The entire Turner family carries as a shared trait the desire to walk away victors. While Cha-Cha is reflecting on the past’s impact on his present and Lelah is preoccupied with resisting the urge to gamble long enough to secure a more stable future, the rest of the family is at odds over what to do with the family house, which has been uninhabited since their ailing mother moved in with Cha-Cha. They owe more on the property than it’s worth, now that their childhood neighborhood is in steady decline due to drugs and crime. Half the siblings are in favor of selling it, while the others would prefer to keep it. Each has his or her own strong view on the matter, though none are aware that Lelah has been secretly squatting there, following her latest eviction from her own apartment. No one’s quite willing to budge; they all think they’re right, and they’d all like to win. Ultimately, it falls to Cha-Cha yet again, in his role as the eldest son, to overcome the weight of his father’s burden and to help Lelah do the same.

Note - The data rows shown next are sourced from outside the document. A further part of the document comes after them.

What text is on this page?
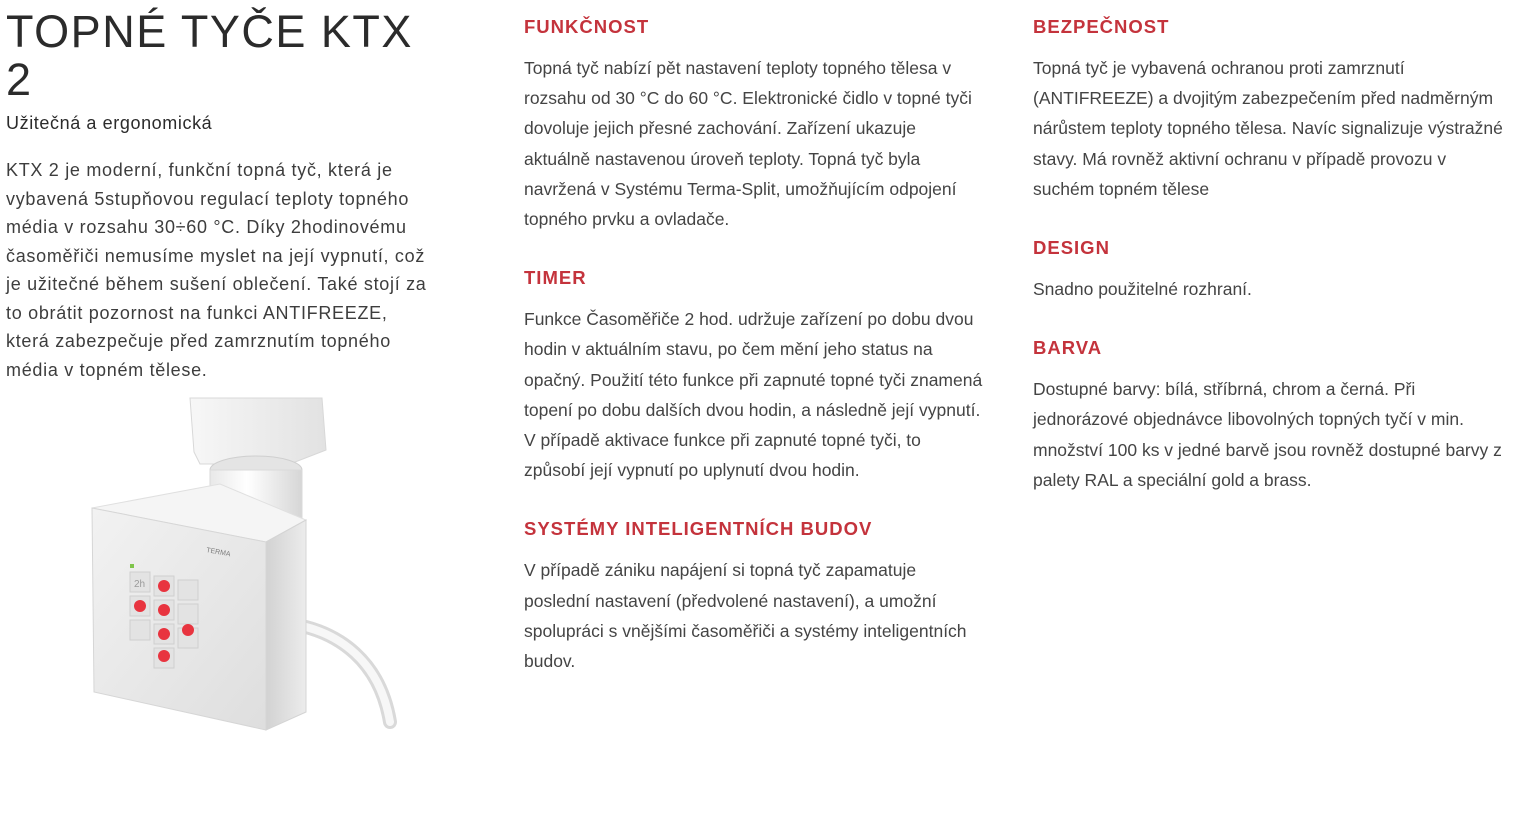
TOPNÉ TYČE KTX 2
Užitečná a ergonomická

KTX 2 je moderní, funkční topná tyč, která je vybavená 5stupňovou regulací teploty topného média v rozsahu 30÷60 °C. Díky 2hodinovému časoměřiči nemusíme myslet na její vypnutí, což je užitečné během sušení oblečení. Také stojí za to obrátit pozornost na funkci ANTIFREEZE, která zabezpečuje před zamrznutím topného média v topném tělese.

TERMA
2h
FUNKČNOST

Topná tyč nabízí pět nastavení teploty topného tělesa v rozsahu od 30 °C do 60 °C. Elektronické čidlo v topné tyči dovoluje jejich přesné zachování. Zařízení ukazuje aktuálně nastavenou úroveň teploty. Topná tyč byla navržená v Systému Terma-Split, umožňujícím odpojení topného prvku a ovladače.

TIMER

Funkce Časoměřiče 2 hod. udržuje zařízení po dobu dvou hodin v aktuálním stavu, po čem mění jeho status na opačný. Použití této funkce při zapnuté topné tyči znamená topení po dobu dalších dvou hodin, a následně její vypnutí. V případě aktivace funkce při zapnuté topné tyči, to způsobí její vypnutí po uplynutí dvou hodin.

SYSTÉMY INTELIGENTNÍCH BUDOV

V případě zániku napájení si topná tyč zapamatuje poslední nastavení (předvolené nastavení), a umožní spolupráci s vnějšími časoměřiči a systémy inteligentních budov.

BEZPEČNOST

Topná tyč je vybavená ochranou proti zamrznutí (ANTIFREEZE) a dvojitým zabezpečením před nadměrným nárůstem teploty topného tělesa. Navíc signalizuje výstražné stavy. Má rovněž aktivní ochranu v případě provozu v suchém topném tělese

DESIGN

Snadno použitelné rozhraní.

BARVA

Dostupné barvy: bílá, stříbrná, chrom a černá. Při jednorázové objednávce libovolných topných tyčí v min. množství 100 ks v jedné barvě jsou rovněž dostupné barvy z palety RAL a speciální gold a brass.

“The Turner House” is an elegant and assured debut that takes a refreshing approach to discussing mental health issues within a black family that’s resistant to direct conversation about them. In the end, it doesn’t matter if the haint that drew us into the narrative is “real” to anyone but Cha-Cha. His belief in it is enough for readers to invest in his exorcism of it and of all the other hounds of history that haunt him.